In October 2024, AMD and Intel jointly established the x86 Ecosystem Advisory Group (x86 Ecosystem Advisory Group) to bring together industry leaders to jointly promote the future of x86 computing architecture. When EAG was established, it announced four core features: FRED, AVX10, ChkTag and ACE.Now AMD and Intel jointly released the ACE white paper, officially promoting this instruction set known as the "x86 Standard Matrix Acceleration Architecture" to the developer community.

The core goal of ACE is straightforward: to improve the matrix multiplication performance of x86 chips by orders of magnitude.

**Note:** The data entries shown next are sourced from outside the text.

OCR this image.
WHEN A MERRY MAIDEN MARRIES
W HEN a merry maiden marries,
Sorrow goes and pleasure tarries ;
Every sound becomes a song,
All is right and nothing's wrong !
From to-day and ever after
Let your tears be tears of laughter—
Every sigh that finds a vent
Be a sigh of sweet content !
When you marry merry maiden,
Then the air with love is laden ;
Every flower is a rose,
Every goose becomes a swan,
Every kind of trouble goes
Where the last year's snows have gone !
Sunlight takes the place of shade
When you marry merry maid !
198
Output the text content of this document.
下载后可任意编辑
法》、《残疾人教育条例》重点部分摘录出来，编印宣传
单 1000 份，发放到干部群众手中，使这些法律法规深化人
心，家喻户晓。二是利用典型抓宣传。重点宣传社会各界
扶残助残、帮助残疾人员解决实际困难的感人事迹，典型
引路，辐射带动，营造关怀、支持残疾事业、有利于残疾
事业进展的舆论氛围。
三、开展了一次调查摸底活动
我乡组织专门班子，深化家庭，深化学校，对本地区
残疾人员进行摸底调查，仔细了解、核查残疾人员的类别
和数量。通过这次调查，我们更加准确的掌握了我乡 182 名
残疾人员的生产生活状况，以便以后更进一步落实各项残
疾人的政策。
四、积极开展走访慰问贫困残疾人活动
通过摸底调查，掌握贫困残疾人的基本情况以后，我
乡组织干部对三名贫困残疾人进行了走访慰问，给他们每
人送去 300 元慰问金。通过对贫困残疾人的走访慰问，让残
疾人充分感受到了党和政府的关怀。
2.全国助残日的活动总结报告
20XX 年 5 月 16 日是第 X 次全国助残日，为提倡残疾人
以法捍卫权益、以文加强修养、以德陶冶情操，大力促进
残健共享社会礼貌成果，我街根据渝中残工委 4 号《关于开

Matrix multiplication is the basic computing unit of neural networks and large language models. Although existing SIMD instruction sets such as AVX10 can complete matrix operations, there are obvious bottlenecks in computing density and scalability.

By introducing a matrix acceleration mechanism based on outer product operations, ACE achieves a computational density that is 16 times that of the equivalent AVX10 multiply-accumulate operation while consuming the same input vector.

In terms of data format support, ACE natively covers the current mainstream accuracy standards in the AI ​​field, including INT8, OCP FP8, OCP MXFP8, OCP MXINT8 and BF16.

As an extended instruction set of AVX10, ACE's software ecological adaptation is already in progress. Deep Learning and HPC underlying libraries, Python scientific computing libraries such as NumPy and SciPy, and mainstream machine learning frameworks such as PyTorch and TensorFlow have all started integration work.

AMD and Intel emphasized in the white paper that the design concept of ACE is low friction and wide coverage. From notebooks to supercomputers, developers do not need to rewrite code for different hardware platforms.

This is in sharp contrast to the solution of migrating AI computing to dedicated accelerators, which often requires additional code adaptation and migration costs.